It is now impossible to imagine industry without flue gas desulphurisation (German: “Rauchgas-Entschwefelungs-Anlagen” or REA). It uses a limestone solution to filter sulphur dioxide (SO2) from the flue gas of lignite power plants. Today, more than 95 percent of desulphurisation units in power plants and industrial facilities around the world operate reliably and successfully using this technology. RWE does not, however, see the current high level of effectiveness of flue gas cleaning as a reason to become complacent. Instead, it motivates the company to develop new processes to make coal-fired power generation even more environmentally friendly in the future. This is the background to the REAplus concept, which we have implemented in partnership with Austrian plant constructor Andritz Energy & Environment (AE&E) as a test facility at the RWE Innovation Centre.
REAplus makes pre-treatment of flue gas unnecessary and saves resources
This concept involves further optimising the chemical processes involved in desulphurisation. The innovation lies in the stage-by-stage scrubbing process and improved contact between the limestone suspension and CO2 from the flue gas via what is known as the “Plus module”. The test facility cleans 50,000 cubic metres of flue gas hourly from the lignite-fired power plant.

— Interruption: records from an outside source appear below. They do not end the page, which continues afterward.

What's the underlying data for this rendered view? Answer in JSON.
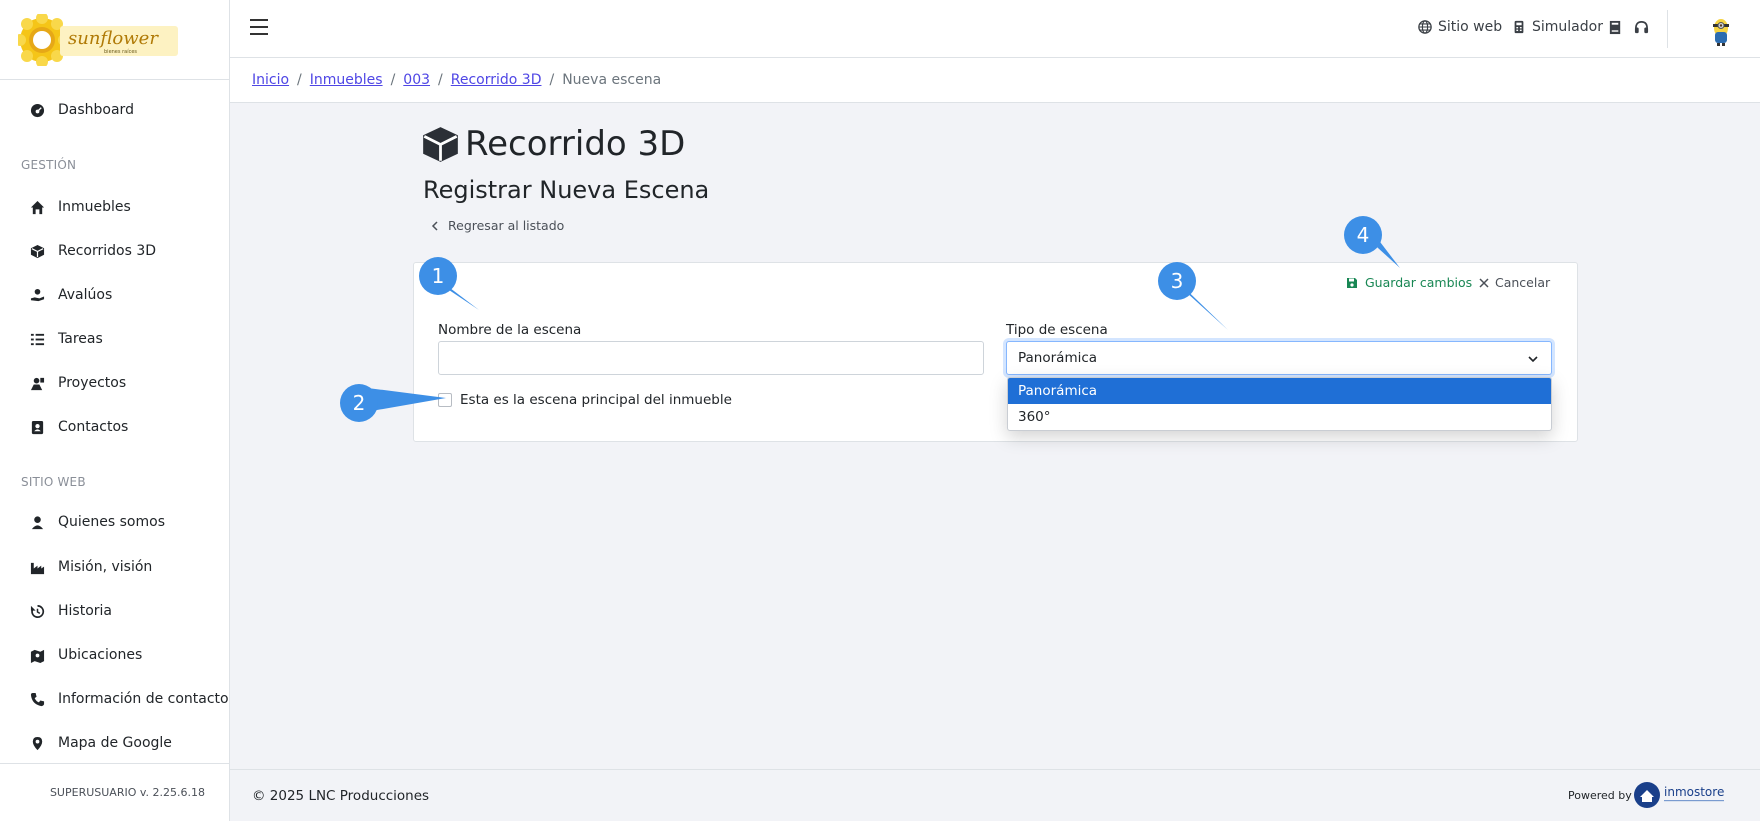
{
  "sidebar": {
    "logo_alt": "Sunflower",
    "items": [
      {
        "label": "Dashboard",
        "icon": "dashboard-icon"
      },
      {
        "label": "Inmuebles",
        "icon": "home-icon"
      },
      {
        "label": "Recorridos 3D",
        "icon": "cube-icon"
      },
      {
        "label": "Avalúos",
        "icon": "hand-coin-icon"
      },
      {
        "label": "Tareas",
        "icon": "tasks-icon"
      },
      {
        "label": "Proyectos",
        "icon": "projects-icon"
      },
      {
        "label": "Contactos",
        "icon": "contacts-icon"
      },
      {
        "label": "Quienes somos",
        "icon": "user-icon"
      },
      {
        "label": "Misión, visión",
        "icon": "industry-icon"
      },
      {
        "label": "Historia",
        "icon": "history-icon"
      },
      {
        "label": "Ubicaciones",
        "icon": "map-icon"
      },
      {
        "label": "Información de contacto",
        "icon": "phone-icon"
      },
      {
        "label": "Mapa de Google",
        "icon": "map-pin-icon"
      }
    ],
    "sections": {
      "gestion": "GESTIÓN",
      "sitio_web": "SITIO WEB"
    },
    "version": "SUPERUSUARIO v. 2.25.6.18"
  },
  "topbar": {
    "sitio_web": "Sitio web",
    "simulador": "Simulador"
  },
  "breadcrumb": {
    "inicio": "Inicio",
    "inmuebles": "Inmuebles",
    "codigo": "003",
    "recorrido": "Recorrido 3D",
    "current": "Nueva escena",
    "sep": "/"
  },
  "page": {
    "title": "Recorrido 3D",
    "subtitle": "Registrar Nueva Escena",
    "back": "Regresar al listado"
  },
  "form": {
    "save": "Guardar cambios",
    "cancel": "Cancelar",
    "name_label": "Nombre de la escena",
    "name_value": "",
    "type_label": "Tipo de escena",
    "type_value": "Panorámica",
    "type_options": [
      "Panorámica",
      "360°"
    ],
    "main_scene_label": "Esta es la escena principal del inmueble"
  },
  "callouts": [
    "1",
    "2",
    "3",
    "4"
  ],
  "footer": {
    "copyright": "© 2025 LNC Producciones",
    "powered": "Powered by"
  },
  "colors": {
    "accent": "#4f46e5",
    "success": "#198754",
    "callout": "#3d8fe6",
    "selected_option": "#1f6fd6"
  }
}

The facility is testing the intended filtration targets and suitability for permanent operation. High-efficiency desulphurisation with REAplus also means that pre-treatment of the flue gas in the pilot CO2 scrubbing facility at the same unit is not necessary.
Pilot facility at Niederaussem power plant sets new standards over long term
The combination of REAplus and post-combustion capture at the Niederaussem site is creating conditions that are unique worldwide for testing modern, pioneering power plant technology. However, the technology could also be of interest to existing REA absorbers; after the successful operation of the pilot facility, a Plus module was integrated into an industrial REA absorber at Unit G of the Niederaussem power station in July 2014. The performance results for the Plus module, gathered over several months, were positive. At certain SO2 levels in the flue gas, the module is able to reduce the electricity consumption of the REA. Two further absorbers at Unit H were therefore equipped with this technology in 2015.